Overall, having four growing areas also allows for many children to be involved in learning activities at one time, and the variety of settings will be effective in helping to increase interest and engagement.
The Strategy Behind Our Plan
Nature is very resilient. As Jeff Goldblum’s character in Jurassic Park famously said, “Life finds a way.” Consequently, it would be easy to believe that any layout for the greenhouse and gardens at Slate School would be acceptable. However, we wanted to maximize the growing potential of these areas.
So, we consulted a landscape architect for insights on the best way to orient the areas with respect to sun, shade, and wind, and also on the sizing of the gardens and greenhouse. For example, we positioned the gardens to maximize sun in some areas while being shaded in others, to allow for the growth of various species.
But, producing healthy plants was only part of the equation.
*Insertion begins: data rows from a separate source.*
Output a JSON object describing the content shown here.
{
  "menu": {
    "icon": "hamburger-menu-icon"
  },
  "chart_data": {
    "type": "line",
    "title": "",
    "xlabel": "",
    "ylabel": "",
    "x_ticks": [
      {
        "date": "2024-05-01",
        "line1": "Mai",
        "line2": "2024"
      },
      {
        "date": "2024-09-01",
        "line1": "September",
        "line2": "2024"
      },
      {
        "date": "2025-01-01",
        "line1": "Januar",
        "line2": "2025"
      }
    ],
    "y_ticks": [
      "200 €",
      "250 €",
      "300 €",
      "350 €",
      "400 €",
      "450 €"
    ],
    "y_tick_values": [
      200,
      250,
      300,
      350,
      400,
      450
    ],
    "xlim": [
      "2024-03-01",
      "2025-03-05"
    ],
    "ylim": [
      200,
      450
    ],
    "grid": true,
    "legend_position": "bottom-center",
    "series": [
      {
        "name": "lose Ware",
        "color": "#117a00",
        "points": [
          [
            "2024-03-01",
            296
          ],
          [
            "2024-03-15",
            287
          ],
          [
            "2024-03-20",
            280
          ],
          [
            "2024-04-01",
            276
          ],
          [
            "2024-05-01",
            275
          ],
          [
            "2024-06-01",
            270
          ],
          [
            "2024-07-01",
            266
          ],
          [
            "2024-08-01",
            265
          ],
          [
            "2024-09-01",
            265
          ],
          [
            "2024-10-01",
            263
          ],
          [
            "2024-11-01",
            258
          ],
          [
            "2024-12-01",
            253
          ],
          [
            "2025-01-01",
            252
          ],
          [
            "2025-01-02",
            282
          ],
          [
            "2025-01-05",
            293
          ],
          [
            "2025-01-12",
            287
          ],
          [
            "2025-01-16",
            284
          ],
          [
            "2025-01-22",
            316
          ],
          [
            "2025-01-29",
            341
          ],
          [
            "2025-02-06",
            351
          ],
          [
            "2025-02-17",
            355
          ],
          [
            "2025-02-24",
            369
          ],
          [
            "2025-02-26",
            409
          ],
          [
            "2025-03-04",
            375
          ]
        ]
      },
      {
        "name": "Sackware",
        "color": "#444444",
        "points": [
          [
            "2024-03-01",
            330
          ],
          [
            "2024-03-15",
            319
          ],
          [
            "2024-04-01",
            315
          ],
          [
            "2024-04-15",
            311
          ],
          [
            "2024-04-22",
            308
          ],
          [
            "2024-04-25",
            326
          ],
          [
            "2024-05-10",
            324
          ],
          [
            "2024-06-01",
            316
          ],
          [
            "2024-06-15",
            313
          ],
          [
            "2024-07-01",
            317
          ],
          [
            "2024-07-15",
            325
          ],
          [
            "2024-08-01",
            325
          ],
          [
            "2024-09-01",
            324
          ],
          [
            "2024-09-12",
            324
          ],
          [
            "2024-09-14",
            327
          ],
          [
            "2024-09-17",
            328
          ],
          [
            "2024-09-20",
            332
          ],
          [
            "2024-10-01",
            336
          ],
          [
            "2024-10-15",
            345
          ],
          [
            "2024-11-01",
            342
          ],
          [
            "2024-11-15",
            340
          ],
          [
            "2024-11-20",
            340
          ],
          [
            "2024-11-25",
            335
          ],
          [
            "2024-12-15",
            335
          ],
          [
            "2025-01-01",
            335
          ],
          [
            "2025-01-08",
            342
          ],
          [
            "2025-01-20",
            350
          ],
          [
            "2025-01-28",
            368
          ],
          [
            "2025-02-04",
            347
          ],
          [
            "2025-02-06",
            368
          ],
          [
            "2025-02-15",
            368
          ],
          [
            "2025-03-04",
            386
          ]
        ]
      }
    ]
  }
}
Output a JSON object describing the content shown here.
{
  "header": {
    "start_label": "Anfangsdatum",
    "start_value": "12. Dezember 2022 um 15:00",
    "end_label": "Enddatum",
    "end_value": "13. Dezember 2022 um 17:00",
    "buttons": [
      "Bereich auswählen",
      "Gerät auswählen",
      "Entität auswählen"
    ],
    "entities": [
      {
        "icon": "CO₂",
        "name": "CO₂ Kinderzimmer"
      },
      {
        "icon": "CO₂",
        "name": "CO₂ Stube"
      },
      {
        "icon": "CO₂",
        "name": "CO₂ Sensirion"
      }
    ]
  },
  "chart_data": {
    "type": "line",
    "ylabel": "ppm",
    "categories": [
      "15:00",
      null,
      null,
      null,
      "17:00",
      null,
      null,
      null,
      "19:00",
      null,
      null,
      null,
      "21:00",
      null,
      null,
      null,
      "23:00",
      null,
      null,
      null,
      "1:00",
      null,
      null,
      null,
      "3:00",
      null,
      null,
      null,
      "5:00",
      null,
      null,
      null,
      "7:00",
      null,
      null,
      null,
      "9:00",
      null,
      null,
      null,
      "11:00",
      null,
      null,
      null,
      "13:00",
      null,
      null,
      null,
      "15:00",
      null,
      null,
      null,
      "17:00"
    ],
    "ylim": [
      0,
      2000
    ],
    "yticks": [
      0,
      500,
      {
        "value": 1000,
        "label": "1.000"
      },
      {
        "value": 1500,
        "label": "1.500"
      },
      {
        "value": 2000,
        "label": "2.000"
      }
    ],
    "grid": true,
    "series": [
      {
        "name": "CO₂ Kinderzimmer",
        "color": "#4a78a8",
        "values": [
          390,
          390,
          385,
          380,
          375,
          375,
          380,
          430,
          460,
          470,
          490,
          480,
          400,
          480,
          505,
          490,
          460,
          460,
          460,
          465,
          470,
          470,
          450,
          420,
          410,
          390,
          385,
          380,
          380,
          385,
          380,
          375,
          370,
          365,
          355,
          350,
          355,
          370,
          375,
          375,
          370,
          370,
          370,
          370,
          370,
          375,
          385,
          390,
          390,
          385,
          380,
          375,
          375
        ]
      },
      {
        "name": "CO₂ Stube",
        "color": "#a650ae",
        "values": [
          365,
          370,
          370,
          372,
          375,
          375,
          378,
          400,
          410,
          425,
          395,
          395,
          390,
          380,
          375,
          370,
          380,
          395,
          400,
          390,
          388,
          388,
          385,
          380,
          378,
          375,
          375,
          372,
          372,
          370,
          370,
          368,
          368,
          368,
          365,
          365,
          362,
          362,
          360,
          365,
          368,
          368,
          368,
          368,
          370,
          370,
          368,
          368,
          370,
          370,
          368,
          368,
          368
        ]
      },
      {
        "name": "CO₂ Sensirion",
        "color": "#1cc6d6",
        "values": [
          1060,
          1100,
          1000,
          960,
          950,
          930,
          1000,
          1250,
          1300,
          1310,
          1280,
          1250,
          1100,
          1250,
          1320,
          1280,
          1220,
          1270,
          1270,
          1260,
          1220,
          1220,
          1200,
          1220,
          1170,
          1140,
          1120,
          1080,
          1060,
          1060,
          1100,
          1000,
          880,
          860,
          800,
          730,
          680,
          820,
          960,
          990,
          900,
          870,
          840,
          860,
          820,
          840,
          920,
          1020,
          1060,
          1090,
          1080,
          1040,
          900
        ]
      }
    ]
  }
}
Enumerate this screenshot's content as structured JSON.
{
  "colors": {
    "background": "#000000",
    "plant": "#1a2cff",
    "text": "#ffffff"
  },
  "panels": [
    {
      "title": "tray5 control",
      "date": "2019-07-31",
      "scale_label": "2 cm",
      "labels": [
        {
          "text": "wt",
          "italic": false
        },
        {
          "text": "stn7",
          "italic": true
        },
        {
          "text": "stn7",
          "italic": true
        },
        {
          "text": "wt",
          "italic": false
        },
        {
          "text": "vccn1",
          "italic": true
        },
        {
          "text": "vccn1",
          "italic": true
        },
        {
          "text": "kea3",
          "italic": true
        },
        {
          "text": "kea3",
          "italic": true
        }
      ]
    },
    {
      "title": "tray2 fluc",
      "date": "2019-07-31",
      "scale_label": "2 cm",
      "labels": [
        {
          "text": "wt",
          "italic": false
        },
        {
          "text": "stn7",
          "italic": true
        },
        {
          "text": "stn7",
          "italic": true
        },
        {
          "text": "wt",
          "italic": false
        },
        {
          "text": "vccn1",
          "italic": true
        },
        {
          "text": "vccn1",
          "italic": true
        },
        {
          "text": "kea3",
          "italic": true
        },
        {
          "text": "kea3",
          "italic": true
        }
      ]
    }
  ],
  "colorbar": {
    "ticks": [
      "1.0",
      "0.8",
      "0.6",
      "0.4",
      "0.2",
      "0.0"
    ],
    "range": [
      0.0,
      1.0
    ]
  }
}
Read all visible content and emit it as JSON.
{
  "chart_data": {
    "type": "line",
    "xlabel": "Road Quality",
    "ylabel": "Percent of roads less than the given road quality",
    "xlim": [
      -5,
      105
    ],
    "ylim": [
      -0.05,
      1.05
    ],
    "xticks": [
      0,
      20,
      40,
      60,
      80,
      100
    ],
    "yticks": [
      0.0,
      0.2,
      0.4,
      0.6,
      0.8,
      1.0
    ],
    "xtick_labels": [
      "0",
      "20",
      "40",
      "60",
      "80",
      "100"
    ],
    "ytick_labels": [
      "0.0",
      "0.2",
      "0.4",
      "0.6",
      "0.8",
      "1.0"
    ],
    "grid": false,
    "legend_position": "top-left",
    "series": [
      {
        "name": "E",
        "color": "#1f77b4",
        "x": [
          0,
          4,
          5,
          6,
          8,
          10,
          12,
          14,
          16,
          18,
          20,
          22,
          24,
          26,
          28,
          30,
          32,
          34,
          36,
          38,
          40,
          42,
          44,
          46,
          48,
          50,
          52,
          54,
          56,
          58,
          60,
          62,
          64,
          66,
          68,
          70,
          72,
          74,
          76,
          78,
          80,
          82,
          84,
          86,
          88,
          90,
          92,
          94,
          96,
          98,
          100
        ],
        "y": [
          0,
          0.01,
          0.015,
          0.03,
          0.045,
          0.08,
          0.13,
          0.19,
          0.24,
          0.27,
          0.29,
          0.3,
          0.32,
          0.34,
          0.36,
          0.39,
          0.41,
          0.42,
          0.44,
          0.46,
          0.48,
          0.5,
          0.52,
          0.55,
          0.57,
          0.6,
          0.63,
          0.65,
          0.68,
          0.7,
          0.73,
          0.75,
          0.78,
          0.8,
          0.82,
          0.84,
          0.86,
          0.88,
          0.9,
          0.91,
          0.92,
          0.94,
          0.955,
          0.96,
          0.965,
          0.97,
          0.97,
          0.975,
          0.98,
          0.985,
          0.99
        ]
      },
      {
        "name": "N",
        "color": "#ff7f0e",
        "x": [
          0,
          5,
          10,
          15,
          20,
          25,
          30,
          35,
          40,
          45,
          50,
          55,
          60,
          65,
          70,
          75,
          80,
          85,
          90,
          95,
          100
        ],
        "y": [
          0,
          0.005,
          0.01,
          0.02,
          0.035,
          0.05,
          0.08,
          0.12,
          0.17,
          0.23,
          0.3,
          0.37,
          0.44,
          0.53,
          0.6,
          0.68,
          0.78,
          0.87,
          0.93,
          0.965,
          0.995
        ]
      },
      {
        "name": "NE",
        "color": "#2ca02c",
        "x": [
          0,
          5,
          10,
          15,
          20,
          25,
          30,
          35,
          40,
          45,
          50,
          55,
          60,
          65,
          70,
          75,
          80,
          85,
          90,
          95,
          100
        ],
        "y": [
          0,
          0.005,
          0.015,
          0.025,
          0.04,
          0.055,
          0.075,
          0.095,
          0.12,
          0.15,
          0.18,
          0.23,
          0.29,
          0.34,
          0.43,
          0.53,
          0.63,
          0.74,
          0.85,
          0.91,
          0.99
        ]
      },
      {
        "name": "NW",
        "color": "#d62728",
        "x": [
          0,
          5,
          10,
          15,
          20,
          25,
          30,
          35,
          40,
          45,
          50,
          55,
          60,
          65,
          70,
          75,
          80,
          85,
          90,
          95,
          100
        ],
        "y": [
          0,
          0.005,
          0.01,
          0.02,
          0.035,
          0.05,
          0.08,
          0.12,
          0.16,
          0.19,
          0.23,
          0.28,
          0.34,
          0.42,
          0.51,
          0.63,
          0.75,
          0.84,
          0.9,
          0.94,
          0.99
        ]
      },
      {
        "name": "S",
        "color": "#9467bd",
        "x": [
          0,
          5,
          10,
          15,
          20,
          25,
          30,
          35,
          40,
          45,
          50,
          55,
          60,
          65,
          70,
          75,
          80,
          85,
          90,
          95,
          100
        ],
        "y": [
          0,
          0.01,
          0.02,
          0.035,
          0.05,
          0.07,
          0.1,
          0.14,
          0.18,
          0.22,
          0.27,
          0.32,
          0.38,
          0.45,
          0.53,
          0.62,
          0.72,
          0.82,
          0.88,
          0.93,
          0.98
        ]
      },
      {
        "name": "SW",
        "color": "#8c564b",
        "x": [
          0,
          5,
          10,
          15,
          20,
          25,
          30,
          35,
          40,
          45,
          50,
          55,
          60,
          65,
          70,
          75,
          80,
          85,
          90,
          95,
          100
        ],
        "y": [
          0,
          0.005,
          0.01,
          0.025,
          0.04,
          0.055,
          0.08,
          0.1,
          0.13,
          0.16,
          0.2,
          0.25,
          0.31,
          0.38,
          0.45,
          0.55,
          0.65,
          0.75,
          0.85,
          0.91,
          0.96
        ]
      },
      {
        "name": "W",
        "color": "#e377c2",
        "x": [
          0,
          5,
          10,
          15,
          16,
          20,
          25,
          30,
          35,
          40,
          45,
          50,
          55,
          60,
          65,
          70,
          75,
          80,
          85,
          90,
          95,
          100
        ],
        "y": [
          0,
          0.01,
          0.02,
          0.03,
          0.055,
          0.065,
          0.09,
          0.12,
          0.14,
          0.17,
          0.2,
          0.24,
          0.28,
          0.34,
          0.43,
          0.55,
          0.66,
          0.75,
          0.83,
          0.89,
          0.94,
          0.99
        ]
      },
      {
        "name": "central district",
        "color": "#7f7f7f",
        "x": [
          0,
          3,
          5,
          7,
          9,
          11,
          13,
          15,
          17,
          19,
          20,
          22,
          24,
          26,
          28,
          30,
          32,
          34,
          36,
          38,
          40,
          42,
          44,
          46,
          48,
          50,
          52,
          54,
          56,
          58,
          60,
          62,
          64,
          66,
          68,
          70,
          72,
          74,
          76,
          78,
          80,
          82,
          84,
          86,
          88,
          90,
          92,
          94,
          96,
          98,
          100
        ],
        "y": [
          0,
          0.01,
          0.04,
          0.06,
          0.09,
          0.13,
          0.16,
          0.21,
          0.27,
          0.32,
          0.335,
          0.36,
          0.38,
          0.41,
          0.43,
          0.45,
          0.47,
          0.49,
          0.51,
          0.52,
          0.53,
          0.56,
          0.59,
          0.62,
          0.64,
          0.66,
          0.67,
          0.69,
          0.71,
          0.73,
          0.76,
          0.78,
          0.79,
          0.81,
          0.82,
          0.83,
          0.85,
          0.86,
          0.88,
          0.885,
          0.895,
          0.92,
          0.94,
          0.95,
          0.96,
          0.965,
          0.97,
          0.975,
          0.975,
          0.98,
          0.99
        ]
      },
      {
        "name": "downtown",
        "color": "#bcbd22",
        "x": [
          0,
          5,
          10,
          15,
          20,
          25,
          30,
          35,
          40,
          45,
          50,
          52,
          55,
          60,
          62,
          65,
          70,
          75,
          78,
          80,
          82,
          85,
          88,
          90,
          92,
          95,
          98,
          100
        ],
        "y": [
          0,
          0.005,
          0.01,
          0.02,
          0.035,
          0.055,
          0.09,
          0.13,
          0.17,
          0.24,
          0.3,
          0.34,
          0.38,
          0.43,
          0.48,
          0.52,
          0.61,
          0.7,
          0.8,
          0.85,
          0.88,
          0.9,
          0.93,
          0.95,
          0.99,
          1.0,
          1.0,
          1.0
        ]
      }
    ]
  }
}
More importantly, the growing areas had to be designed in a way that will benefit generations of gardeners who will make their way through Slate School. For best practices from that perspective, we turned to the teachers, who provided excellent, actionable input.
And, of course, as designers we wanted to ensure that the structures are as aesthetically pleasing as they are functional. To that end, our designs call for the same types of materials already in use in the school building, namely cedar, aluminum, and glass.
Helping Students Stay Rooted in Nature
As the digital universe continues to expand and demand more of our time, it is important that today’s children and future generations don’t take the physical universe for granted. We’re proud to have played a role in helping Slate School teach kids important lessons about the planet they are inheriting.